Pentecost 12: 7 August Luke 12:32-40
We should probably begin this passage with the preceding verse, which speaks of seeking the kingdom and receiving what one had been anxious about. Certainly the opening verse sets the framework for what follows. God wants to give us the kingdom! That needs unpacking. It means God wants us to benefit from what will happen when God’s will finally triumphs. To long for the kingdom is to long for something which is promised and promising. Our ultimate hope then rests in God’s own being as one who wants to give. This is trust which sets us free.
It sets us free to deal with wealth creatively. 12:33 speaks of selling property and using the proceeds for others. Today this is complex, but the principle is simple. The complexity of our situation can be our camouflage for inaction. The reality is that we need to address the underlying possessive anxieties which our world has a way of escalating. When we do so, then we can be free to let our wealth go and use it (as wisely as our best caring strategies determine). This is both something which grace generates and something where the sequence is not automatic. Grace needs a shove because the sophisticated rationalisations for selfishness create heavy drag.
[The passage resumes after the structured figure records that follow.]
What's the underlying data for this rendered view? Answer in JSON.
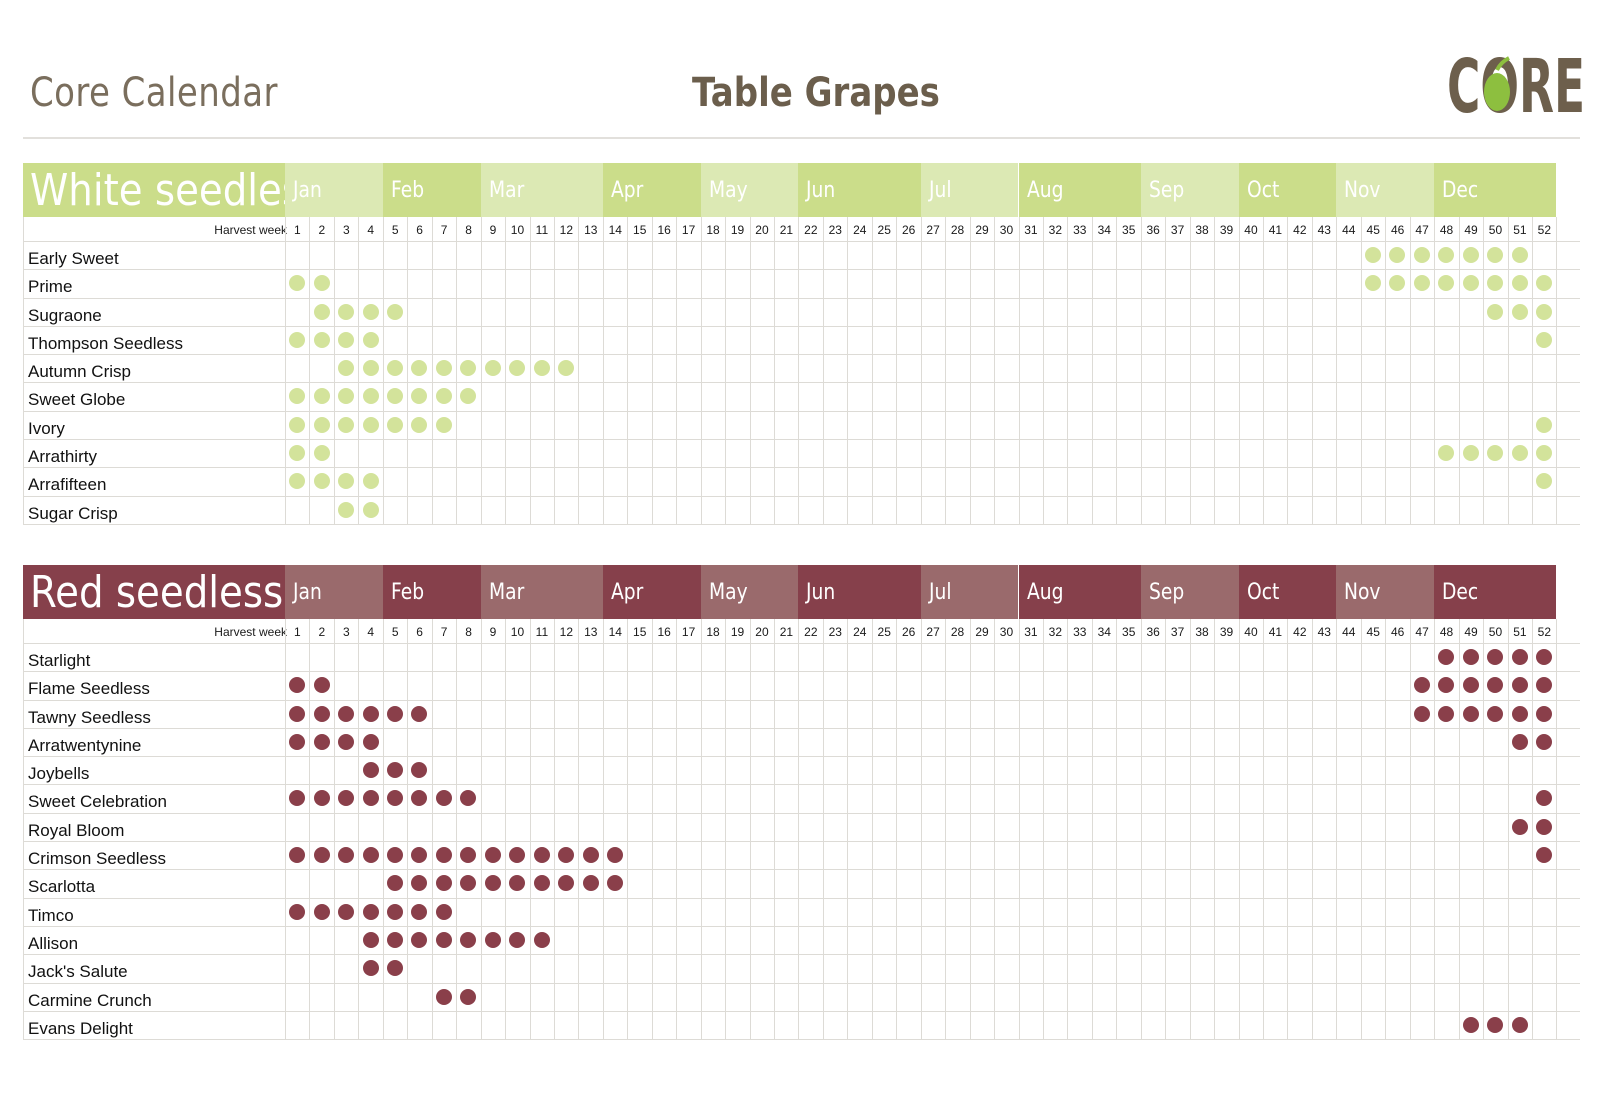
{
  "header": {
    "left_title": "Core Calendar",
    "center_title": "Table Grapes",
    "logo_text": "CORE"
  },
  "months": [
    "Jan",
    "Feb",
    "Mar",
    "Apr",
    "May",
    "Jun",
    "Jul",
    "Aug",
    "Sep",
    "Oct",
    "Nov",
    "Dec"
  ],
  "month_weeks": [
    [
      1,
      4
    ],
    [
      5,
      8
    ],
    [
      9,
      13
    ],
    [
      14,
      17
    ],
    [
      18,
      21
    ],
    [
      22,
      26
    ],
    [
      27,
      30
    ],
    [
      31,
      35
    ],
    [
      36,
      39
    ],
    [
      40,
      43
    ],
    [
      44,
      47
    ],
    [
      48,
      52
    ]
  ],
  "harvest_week_label": "Harvest week",
  "sections": [
    {
      "title": "White seedless",
      "colors": {
        "band_dark": "#cbdd8a",
        "band_light": "#dce9b4",
        "dot": "#d3e39b"
      },
      "rows": [
        {
          "name": "Early Sweet",
          "weeks": [
            45,
            46,
            47,
            48,
            49,
            50,
            51
          ]
        },
        {
          "name": "Prime",
          "weeks": [
            1,
            2,
            45,
            46,
            47,
            48,
            49,
            50,
            51,
            52
          ]
        },
        {
          "name": "Sugraone",
          "weeks": [
            2,
            3,
            4,
            5,
            50,
            51,
            52
          ]
        },
        {
          "name": "Thompson Seedless",
          "weeks": [
            1,
            2,
            3,
            4,
            52
          ]
        },
        {
          "name": "Autumn Crisp",
          "weeks": [
            3,
            4,
            5,
            6,
            7,
            8,
            9,
            10,
            11,
            12
          ]
        },
        {
          "name": "Sweet Globe",
          "weeks": [
            1,
            2,
            3,
            4,
            5,
            6,
            7,
            8
          ]
        },
        {
          "name": "Ivory",
          "weeks": [
            1,
            2,
            3,
            4,
            5,
            6,
            7,
            52
          ]
        },
        {
          "name": "Arrathirty",
          "weeks": [
            1,
            2,
            48,
            49,
            50,
            51,
            52
          ]
        },
        {
          "name": "Arrafifteen",
          "weeks": [
            1,
            2,
            3,
            4,
            52
          ]
        },
        {
          "name": "Sugar Crisp",
          "weeks": [
            3,
            4
          ]
        }
      ]
    },
    {
      "title": "Red seedless",
      "colors": {
        "band_dark": "#86404b",
        "band_light": "#9a6a6c",
        "dot": "#8a3f4a"
      },
      "rows": [
        {
          "name": "Starlight",
          "weeks": [
            48,
            49,
            50,
            51,
            52
          ]
        },
        {
          "name": "Flame Seedless",
          "weeks": [
            1,
            2,
            47,
            48,
            49,
            50,
            51,
            52
          ]
        },
        {
          "name": "Tawny Seedless",
          "weeks": [
            1,
            2,
            3,
            4,
            5,
            6,
            47,
            48,
            49,
            50,
            51,
            52
          ]
        },
        {
          "name": "Arratwentynine",
          "weeks": [
            1,
            2,
            3,
            4,
            51,
            52
          ]
        },
        {
          "name": "Joybells",
          "weeks": [
            4,
            5,
            6
          ]
        },
        {
          "name": "Sweet Celebration",
          "weeks": [
            1,
            2,
            3,
            4,
            5,
            6,
            7,
            8,
            52
          ]
        },
        {
          "name": "Royal Bloom",
          "weeks": [
            51,
            52
          ]
        },
        {
          "name": "Crimson Seedless",
          "weeks": [
            1,
            2,
            3,
            4,
            5,
            6,
            7,
            8,
            9,
            10,
            11,
            12,
            13,
            14,
            52
          ]
        },
        {
          "name": "Scarlotta",
          "weeks": [
            5,
            6,
            7,
            8,
            9,
            10,
            11,
            12,
            13,
            14
          ]
        },
        {
          "name": "Timco",
          "weeks": [
            1,
            2,
            3,
            4,
            5,
            6,
            7
          ]
        },
        {
          "name": "Allison",
          "weeks": [
            4,
            5,
            6,
            7,
            8,
            9,
            10,
            11
          ]
        },
        {
          "name": "Jack's Salute",
          "weeks": [
            4,
            5
          ]
        },
        {
          "name": "Carmine Crunch",
          "weeks": [
            7,
            8
          ]
        },
        {
          "name": "Evans Delight",
          "weeks": [
            49,
            50,
            51
          ]
        }
      ]
    }
  ]
}
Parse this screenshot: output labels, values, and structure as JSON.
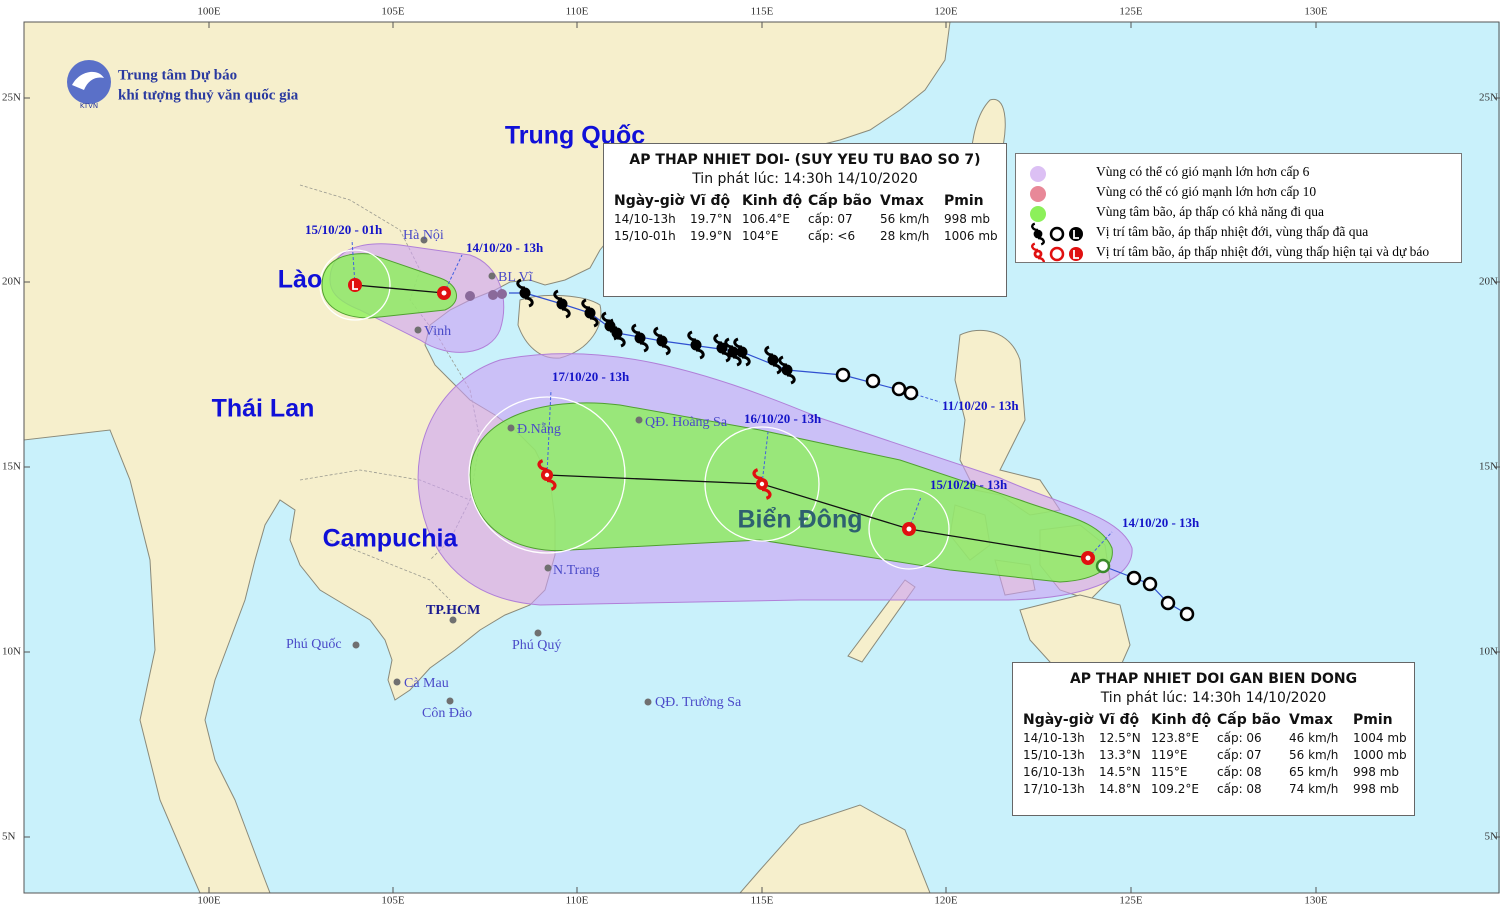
{
  "header": {
    "org_line1": "Trung tâm Dự báo",
    "org_line2": "khí tượng thuỷ văn quốc gia",
    "logo_text": "KTVN"
  },
  "axes": {
    "lon_top": [
      "100E",
      "105E",
      "110E",
      "115E",
      "120E",
      "125E",
      "130E"
    ],
    "lon_bottom": [
      "100E",
      "105E",
      "110E",
      "115E",
      "120E",
      "125E",
      "130E"
    ],
    "lat_left": [
      "25N",
      "20N",
      "15N",
      "10N",
      "5N"
    ],
    "lat_right": [
      "25N",
      "20N",
      "15N",
      "10N",
      "5N"
    ]
  },
  "regions": [
    "Trung Quốc",
    "Lào",
    "Thái Lan",
    "Campuchia",
    "Biển Đông"
  ],
  "places": [
    "Hà Nội",
    "BL Vĩ",
    "Vinh",
    "Đ.Nẵng",
    "QĐ. Hoàng Sa",
    "N.Trang",
    "TP.HCM",
    "Phú Quốc",
    "Phú Quý",
    "Cà Mau",
    "Côn Đảo",
    "QĐ. Trường Sa"
  ],
  "track_labels": [
    "15/10/20 - 01h",
    "14/10/20 - 13h",
    "17/10/20 - 13h",
    "16/10/20 - 13h",
    "15/10/20 - 13h",
    "14/10/20 - 13h",
    "11/10/20 - 13h"
  ],
  "legend": [
    "Vùng có thể có gió mạnh lớn hơn cấp 6",
    "Vùng có thể có gió mạnh lớn hơn cấp 10",
    "Vùng tâm bão, áp thấp có khả năng đi qua",
    "Vị trí tâm bão, áp thấp nhiệt đới, vùng thấp đã qua",
    "Vị trí tâm bão, áp thấp nhiệt đới, vùng thấp hiện tại và dự báo"
  ],
  "bulletin_1": {
    "title": "AP THAP NHIET DOI- (SUY YEU TU BAO SO 7)",
    "issued": "Tin phát lúc: 14:30h 14/10/2020",
    "columns": [
      "Ngày-giờ",
      "Vĩ độ",
      "Kinh độ",
      "Cấp bão",
      "Vmax",
      "Pmin"
    ],
    "rows": [
      [
        "14/10-13h",
        "19.7°N",
        "106.4°E",
        "cấp: 07",
        "56 km/h",
        "998 mb"
      ],
      [
        "15/10-01h",
        "19.9°N",
        "104°E",
        "cấp: <6",
        "28 km/h",
        "1006 mb"
      ]
    ]
  },
  "bulletin_2": {
    "title": "AP THAP NHIET DOI GAN BIEN DONG",
    "issued": "Tin phát lúc: 14:30h 14/10/2020",
    "columns": [
      "Ngày-giờ",
      "Vĩ độ",
      "Kinh độ",
      "Cấp bão",
      "Vmax",
      "Pmin"
    ],
    "rows": [
      [
        "14/10-13h",
        "12.5°N",
        "123.8°E",
        "cấp: 06",
        "46 km/h",
        "1004 mb"
      ],
      [
        "15/10-13h",
        "13.3°N",
        "119°E",
        "cấp: 07",
        "56 km/h",
        "1000 mb"
      ],
      [
        "16/10-13h",
        "14.5°N",
        "115°E",
        "cấp: 08",
        "65 km/h",
        "998 mb"
      ],
      [
        "17/10-13h",
        "14.8°N",
        "109.2°E",
        "cấp: 08",
        "74 km/h",
        "998 mb"
      ]
    ]
  }
}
There is something liberating in the honesty of the passage. There is no pretending here that we cease caring about ourselves. The passage even uses monetary metaphors to make the point. Go for wealth that will pay dividends. Go for purses that will not wear thin and lose your money. In other words, the sayings challenge people to act in their own best interests and within the framework of the gospel that means to merge inseparably together: love of self, love of others and love of God. So much Christian talk in this area is denial if not dishonest, when it implies that in choosing this way we are somehow not acting in our own interests. The trouble with such approaches is that the denied self-interest then takes the liberty to run wild and sometimes out of control creating havoc. Such selfless people become unaware through such denial that their self-centredness distorts their lives surreptitiously.
There is, nevertheless, the equally serious danger that these words are not connected to the wider context of the gospel and that Christian faith becomes only self-interest with all else, including love for God and neighbour, just a means to the end of gaining the reward. It is a very marketable approach but denies the heart of the gospel.
The verses 35-40 may sound like a confused merging of the parable of the girls in Matthew 25, warnings about returning householders in Mark 13, burglars and Jesus' washing his disciples’ feet. More likely it reflects an earlier stage of such traditions. The wedding image was commonly used to picture the coming of the kingdom. It is an image of celebration and feasting, doubtless reflecting its central place as an event of celebration in every day life. The feasting image also stands behind the symbolic meals of special groups who yearned for God’s justice to triumph, not least those of the Jesus movement who met over what we now call the eucharistic feast. ‘Your kingdom come’ takes on these contours. So this is the same as the gift of the kingdom in 12:32 and the treasury of hope in 12:22-24.
The wedding reached its climax with the husband bringing his wife home. The household slaves would need to stay up waiting for whenever the party would come. Parents may connect this with waiting up for their teenage children to come home! But it is really all part of the celebration. The imagery should not be pressed too hard, but it is unmistakably filled with expectation and joy, even if it is being described within the hierarchical framework of the ancient household of slaves. Joy is central. What gives us joy? That is where Luke wants us to locate our spirituality.
Notice the extraordinary behaviour of the bridegroom. He will come and serve the slaves as if they are the masters and he, their slave. This may refer to an unknown tradition linked with the ceremony. We do not know. Certainly it fits the image of the kingdom as Jesus develops the image. For the kingdom is not about power and control but about compassion. Though I am not convinced that the author of John’s gospel knew this passage, the image of Jesus washing his disciples’ feet which we find in John 13 certainly belongs in the same ball park. It is this kind of kingdom - where love and caring rules.
12:39-40 look at the other side of the coin. At one level it functions as a warning to be alert and ready for the coming of the Son of Man, which even Luke contemplated as likely to happen at any time. 2000 years later it is hard to pump up the readiness argument in the same way. But alertness is just as urgent in other ways. Our problem is not the occasional break in, but the constant infiltration of those values which burgle the gospel and besiege the believer with alternative value systems designed to sustain profit for the well off. Our task is more like needing to be alert for the occasional apostle of justice and humanity, to offer them hospitality and support in a world where all the subtle and not so subtle messages are calling for more of the same, more for us and less for them.